Dans L’Obs du 21 mai, Alain Mabanckou, coauteur avec Aurélia Perreau du documentaire Noirs en France diffusé le 18 janvier dernier sur France 2, écrit, « la nomination de Pap Ndiaye au poste de ministre de l’Éducation nationale et de la jeunesse n’est pas un fait à prendre à la légère », tant l’Éducation nationale est « le domaine des enjeux les plus idéologiques ». Et de rappeler qu’en 1995, le Cahier d’un retour au pays natal et le Discours sur le colonialisme d’Aimé Césaire avaient été « évincés » pour Les Yeux d’Elsa de Louis Aragon. « François Bayrou, qui était le ministre de l’Éducation, jugera, selon des propos rapportés par Le Canard Enchaîné du 13 septembre 1995, que le recueil d’Aragon était “plus représentatif de la littérature française” que les textes d’Aimé Césaire… » Ainsi, « Pap Ndiaye sera attendu par les chantres d’une éducation judéo-chrétienne d’un côté, et par ceux qui réclament une relecture et la réécriture de l’Histoire de France, de l’autre. La couleur de peau sera derechef au menu des discussions […] ». Comme un rappel à la notion de complexité et « densité des relations » évoqué par Mbembe, Alain Mabanckou pointe un fait d’importance : « Mais le nouveau ministre a sa propre histoire. Il a son propre parcours, loin de celui du continent noir qu’il n’aura foulé qu’au début des années 2000. S’il a la liberté et le droit de ne pas être l’otage d’un camp, il lui sera rappelé aussi que la neutralité n’a jamais élevé les individus au rang des héros. » Et de conclure, dans une sorte de clair-obscur stylistique : « En somme, c’est une tâche rude qui attend celui qui n’était jusqu’alors qu’un universitaire talentueux. »
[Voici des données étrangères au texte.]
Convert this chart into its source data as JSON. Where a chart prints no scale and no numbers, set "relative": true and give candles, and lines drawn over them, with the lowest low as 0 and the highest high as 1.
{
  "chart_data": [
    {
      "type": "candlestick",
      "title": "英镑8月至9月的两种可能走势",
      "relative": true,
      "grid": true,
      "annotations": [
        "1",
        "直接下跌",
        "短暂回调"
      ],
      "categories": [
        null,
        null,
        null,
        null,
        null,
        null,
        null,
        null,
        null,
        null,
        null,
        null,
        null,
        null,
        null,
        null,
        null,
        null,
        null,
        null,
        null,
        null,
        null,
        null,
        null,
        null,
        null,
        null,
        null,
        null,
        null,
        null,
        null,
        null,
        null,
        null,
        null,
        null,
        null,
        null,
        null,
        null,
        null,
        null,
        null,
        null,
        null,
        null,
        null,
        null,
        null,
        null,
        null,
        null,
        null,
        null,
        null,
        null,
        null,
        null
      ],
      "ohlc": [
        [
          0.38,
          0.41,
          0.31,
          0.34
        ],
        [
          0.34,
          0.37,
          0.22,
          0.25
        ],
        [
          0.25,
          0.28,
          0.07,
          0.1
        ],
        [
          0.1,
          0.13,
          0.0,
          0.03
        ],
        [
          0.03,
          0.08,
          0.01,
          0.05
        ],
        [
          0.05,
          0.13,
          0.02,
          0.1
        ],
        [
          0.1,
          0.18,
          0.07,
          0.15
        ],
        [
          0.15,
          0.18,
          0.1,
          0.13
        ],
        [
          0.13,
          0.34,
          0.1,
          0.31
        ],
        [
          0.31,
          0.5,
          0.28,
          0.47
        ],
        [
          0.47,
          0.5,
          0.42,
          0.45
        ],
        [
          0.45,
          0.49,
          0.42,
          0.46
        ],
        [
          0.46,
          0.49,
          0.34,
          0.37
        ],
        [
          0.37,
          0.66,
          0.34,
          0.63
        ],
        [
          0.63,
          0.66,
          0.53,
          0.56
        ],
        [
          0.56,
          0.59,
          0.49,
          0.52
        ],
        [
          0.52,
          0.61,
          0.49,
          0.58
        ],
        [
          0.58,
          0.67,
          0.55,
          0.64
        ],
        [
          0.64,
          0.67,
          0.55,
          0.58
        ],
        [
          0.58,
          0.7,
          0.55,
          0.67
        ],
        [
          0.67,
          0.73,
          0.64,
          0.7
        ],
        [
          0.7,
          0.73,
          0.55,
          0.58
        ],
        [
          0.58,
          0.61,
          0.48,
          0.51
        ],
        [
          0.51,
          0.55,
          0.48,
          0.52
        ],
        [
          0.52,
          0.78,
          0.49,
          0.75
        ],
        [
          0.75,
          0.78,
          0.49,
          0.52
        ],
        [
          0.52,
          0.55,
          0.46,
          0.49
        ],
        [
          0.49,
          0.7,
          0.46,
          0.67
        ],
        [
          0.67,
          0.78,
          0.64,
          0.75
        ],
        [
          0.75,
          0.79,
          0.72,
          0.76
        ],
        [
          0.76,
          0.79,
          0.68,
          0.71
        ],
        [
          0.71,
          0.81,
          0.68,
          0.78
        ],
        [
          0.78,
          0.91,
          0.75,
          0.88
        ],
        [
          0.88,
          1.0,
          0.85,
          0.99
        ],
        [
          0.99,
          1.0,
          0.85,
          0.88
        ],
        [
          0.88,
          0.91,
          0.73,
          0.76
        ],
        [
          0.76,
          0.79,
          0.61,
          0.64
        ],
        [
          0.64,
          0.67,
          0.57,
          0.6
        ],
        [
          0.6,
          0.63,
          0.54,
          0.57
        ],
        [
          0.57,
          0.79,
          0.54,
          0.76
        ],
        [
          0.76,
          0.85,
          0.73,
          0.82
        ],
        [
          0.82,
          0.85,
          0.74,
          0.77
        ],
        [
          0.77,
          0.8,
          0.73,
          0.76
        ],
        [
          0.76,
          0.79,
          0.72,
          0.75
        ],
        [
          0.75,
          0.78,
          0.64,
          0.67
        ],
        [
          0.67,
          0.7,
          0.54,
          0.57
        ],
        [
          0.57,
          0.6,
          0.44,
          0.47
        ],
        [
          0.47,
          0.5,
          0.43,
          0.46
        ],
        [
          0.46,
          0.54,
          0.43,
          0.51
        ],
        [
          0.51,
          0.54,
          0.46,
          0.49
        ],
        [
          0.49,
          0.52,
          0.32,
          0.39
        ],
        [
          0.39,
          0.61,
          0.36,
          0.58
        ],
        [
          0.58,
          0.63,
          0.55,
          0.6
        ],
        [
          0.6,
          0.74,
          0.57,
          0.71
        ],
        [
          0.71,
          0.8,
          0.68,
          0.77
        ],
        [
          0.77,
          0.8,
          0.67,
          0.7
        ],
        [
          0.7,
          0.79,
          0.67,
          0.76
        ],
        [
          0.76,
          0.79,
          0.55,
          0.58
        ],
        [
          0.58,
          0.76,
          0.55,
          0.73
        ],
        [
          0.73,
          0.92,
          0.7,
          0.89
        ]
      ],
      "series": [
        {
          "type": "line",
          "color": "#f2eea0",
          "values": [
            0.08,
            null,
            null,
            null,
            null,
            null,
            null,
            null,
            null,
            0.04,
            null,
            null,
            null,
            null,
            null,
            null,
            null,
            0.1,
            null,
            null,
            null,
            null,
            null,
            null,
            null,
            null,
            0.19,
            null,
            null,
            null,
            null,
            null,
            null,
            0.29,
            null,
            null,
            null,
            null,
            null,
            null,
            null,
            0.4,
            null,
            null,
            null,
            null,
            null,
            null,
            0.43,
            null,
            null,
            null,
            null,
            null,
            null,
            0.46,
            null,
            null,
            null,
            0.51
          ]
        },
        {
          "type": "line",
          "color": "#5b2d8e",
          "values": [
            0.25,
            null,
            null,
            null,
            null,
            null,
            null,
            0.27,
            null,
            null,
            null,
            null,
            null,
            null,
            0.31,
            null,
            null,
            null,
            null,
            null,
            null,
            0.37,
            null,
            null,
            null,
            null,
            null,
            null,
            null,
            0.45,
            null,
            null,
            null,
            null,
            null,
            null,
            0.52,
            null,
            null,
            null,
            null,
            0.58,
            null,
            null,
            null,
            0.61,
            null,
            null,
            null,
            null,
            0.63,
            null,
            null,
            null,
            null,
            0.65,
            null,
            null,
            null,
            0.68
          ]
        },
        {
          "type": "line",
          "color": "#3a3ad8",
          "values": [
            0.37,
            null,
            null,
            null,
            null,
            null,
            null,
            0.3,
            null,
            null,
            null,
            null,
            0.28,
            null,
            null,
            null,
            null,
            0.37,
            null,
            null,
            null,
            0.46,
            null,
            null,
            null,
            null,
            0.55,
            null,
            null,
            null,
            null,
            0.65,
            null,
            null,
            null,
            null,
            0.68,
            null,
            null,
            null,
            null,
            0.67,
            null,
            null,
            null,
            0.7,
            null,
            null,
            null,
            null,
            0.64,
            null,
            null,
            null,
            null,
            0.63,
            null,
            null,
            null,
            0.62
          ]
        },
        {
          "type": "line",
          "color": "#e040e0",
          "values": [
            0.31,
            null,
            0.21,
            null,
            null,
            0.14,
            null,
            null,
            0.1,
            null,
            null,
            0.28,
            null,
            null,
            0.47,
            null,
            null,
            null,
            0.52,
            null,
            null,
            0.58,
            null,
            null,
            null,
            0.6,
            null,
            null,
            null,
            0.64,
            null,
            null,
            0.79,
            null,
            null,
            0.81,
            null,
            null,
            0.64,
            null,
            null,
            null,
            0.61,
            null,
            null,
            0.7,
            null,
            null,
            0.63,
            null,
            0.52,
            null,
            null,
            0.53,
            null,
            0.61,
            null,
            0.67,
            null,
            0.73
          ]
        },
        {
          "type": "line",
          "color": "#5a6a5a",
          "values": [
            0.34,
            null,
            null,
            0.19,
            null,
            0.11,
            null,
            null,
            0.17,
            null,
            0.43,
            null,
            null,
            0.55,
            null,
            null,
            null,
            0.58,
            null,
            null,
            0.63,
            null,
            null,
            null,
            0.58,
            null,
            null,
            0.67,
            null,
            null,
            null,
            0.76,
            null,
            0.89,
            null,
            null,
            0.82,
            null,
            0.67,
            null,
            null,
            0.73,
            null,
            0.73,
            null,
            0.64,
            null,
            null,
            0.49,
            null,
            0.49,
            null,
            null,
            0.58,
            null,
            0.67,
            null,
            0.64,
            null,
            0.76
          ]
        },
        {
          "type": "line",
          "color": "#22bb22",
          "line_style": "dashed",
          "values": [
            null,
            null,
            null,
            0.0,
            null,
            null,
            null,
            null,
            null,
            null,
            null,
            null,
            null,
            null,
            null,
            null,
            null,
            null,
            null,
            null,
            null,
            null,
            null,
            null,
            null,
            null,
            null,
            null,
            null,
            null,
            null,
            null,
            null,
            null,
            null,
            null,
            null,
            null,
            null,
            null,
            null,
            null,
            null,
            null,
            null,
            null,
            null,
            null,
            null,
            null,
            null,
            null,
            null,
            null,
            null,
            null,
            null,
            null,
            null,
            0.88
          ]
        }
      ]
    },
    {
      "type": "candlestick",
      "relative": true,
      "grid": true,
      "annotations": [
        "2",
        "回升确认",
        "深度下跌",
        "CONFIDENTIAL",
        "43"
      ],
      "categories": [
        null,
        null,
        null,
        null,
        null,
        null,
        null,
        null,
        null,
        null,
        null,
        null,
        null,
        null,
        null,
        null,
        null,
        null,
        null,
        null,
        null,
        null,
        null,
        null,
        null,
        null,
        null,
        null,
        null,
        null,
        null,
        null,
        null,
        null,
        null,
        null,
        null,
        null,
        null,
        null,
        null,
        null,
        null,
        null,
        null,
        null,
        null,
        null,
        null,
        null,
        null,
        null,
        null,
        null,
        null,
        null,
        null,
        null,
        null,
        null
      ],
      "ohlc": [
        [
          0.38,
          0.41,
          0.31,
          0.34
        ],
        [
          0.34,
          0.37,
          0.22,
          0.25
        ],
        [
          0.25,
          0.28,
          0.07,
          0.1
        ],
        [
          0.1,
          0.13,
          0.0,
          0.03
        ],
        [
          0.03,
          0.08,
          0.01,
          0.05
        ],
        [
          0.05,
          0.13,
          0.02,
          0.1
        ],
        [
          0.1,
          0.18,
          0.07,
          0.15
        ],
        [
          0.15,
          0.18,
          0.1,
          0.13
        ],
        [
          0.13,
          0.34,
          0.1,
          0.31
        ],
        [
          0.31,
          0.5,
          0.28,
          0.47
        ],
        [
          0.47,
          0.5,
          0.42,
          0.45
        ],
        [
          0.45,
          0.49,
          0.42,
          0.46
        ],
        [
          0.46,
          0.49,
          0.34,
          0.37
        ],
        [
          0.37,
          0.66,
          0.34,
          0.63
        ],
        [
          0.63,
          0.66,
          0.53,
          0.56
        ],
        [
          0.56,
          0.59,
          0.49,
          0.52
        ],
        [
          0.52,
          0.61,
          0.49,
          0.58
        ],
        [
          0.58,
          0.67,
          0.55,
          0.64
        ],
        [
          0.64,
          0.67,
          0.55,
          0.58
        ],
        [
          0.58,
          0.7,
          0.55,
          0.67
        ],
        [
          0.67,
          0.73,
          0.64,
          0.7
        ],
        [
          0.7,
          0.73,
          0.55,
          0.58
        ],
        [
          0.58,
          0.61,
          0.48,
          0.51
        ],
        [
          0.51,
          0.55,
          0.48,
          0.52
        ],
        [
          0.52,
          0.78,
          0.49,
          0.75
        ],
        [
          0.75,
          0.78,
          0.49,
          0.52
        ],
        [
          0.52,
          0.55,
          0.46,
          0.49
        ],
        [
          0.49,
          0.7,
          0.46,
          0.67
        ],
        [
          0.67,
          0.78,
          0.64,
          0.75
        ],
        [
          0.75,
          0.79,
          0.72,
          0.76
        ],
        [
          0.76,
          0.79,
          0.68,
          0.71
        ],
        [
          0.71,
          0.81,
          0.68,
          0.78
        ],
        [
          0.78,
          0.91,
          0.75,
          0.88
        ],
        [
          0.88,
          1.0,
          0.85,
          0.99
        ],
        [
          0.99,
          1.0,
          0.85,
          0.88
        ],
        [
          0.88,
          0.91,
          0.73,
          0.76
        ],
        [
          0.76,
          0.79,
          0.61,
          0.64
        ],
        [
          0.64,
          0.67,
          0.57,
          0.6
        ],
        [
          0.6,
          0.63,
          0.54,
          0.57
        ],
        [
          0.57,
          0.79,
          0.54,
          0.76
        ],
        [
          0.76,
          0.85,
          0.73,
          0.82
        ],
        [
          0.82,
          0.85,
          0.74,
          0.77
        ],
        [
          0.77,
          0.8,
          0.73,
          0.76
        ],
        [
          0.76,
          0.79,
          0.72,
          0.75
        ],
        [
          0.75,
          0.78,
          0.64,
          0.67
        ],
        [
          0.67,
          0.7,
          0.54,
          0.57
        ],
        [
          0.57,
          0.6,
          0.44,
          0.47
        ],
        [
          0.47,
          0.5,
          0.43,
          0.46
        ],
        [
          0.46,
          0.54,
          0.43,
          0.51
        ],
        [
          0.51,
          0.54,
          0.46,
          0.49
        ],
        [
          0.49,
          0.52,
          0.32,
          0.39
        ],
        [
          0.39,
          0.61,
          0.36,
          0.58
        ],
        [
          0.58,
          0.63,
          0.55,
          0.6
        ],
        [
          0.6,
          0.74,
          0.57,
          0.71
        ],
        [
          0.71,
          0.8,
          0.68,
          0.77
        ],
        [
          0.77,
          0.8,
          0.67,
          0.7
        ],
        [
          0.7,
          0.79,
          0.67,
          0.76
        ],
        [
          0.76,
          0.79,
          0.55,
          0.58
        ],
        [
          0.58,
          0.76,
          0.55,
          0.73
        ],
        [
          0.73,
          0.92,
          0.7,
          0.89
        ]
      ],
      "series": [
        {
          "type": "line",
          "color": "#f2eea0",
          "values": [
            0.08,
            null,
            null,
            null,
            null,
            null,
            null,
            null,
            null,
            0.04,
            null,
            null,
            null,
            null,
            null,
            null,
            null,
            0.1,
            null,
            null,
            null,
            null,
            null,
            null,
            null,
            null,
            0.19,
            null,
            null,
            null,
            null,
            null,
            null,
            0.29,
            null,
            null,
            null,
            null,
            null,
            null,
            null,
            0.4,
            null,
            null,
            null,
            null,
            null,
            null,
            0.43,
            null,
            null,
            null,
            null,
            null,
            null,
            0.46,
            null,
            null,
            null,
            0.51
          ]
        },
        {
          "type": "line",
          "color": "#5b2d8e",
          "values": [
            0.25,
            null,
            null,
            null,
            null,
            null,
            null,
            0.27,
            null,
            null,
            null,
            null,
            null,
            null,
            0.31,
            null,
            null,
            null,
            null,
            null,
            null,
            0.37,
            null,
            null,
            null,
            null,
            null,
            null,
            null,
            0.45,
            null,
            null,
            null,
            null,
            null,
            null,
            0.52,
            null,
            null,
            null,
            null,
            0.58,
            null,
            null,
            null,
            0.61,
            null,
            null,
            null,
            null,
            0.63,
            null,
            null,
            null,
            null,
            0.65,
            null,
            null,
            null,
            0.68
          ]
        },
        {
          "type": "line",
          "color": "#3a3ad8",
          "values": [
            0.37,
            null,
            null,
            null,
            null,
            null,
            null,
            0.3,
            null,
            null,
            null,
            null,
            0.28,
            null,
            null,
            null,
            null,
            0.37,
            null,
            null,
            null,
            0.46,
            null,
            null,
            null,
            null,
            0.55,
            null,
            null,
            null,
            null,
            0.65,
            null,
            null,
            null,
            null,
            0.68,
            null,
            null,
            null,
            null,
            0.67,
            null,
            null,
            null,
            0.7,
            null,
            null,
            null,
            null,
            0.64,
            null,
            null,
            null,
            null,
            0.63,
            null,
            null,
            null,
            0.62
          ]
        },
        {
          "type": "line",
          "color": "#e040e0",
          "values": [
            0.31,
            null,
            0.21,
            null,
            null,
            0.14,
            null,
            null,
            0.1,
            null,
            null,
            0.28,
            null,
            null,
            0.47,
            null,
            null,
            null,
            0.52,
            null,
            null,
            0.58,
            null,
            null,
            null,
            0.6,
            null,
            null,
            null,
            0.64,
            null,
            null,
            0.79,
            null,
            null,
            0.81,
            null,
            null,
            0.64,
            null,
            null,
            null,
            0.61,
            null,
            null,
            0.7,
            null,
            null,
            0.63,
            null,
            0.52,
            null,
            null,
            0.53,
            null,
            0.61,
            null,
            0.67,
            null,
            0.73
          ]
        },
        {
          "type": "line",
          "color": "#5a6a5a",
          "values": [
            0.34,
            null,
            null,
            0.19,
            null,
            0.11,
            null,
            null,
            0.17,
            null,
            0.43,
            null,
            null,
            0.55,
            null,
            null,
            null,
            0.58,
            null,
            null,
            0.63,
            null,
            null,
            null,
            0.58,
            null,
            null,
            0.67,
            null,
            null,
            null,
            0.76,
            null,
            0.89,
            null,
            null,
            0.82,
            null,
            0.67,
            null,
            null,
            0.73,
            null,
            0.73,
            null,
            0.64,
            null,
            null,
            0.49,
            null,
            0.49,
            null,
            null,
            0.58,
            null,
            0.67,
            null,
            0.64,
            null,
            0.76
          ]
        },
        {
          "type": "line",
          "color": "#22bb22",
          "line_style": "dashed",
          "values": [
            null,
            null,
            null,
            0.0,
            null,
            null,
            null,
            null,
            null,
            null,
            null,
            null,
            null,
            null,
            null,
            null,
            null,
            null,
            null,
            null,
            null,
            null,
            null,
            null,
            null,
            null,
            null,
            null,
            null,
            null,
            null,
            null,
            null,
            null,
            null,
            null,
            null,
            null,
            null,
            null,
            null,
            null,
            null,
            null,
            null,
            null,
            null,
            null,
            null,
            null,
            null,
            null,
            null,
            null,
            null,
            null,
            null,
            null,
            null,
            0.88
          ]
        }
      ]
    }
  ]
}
Mais, « à l’Éducation nationale, l’arrivée d’un nouveau ministre peut-elle vraiment changer l’école ? » demande Claude Lelièvre, enseignant-chercheur en histoire de l’éducation, professeur honoraire à Paris-Descartes, Université Paris Cité (theconversation.com, du 29 mai). L’arrivée de Pap Ndiaye marque « une rupture » par rapport à son prédécesseur : un « risque, qui a dû être calculé ». Pour l’auteur, les travaux et les prises de position de Pap Ndiaye sur des sujets ayant à voir avec les « valeurs républicaines” […] ont pu jouer un rôle majeur, voire décisif. Il devait être clair, pour Emmanuel Macron, qu’il ne s’agissait pas de mettre en oeuvre une ligne portée par des personnalités s’en prenant à tout va à “l’islamo-gauchisme”, au “séparatisme” à la “cancel culture” voire au “wokisme”. Et, sur ce plan-là, Pap Ndiaye peut apparaître comme un garant de sérieux, d’équilibre et de fermeté quant aux “valeurs républicaines” ; en tout cas aux yeux du président de la République nouvellement réélu ». Ici encore, ce n’est pas de pleureuses qu’ont besoin les vivants cette fois, mais de devins. « Il leur faut un OEdipe qui leur explique leur propre énigme dont ils n’ont pas le sens », Michelet, toujours.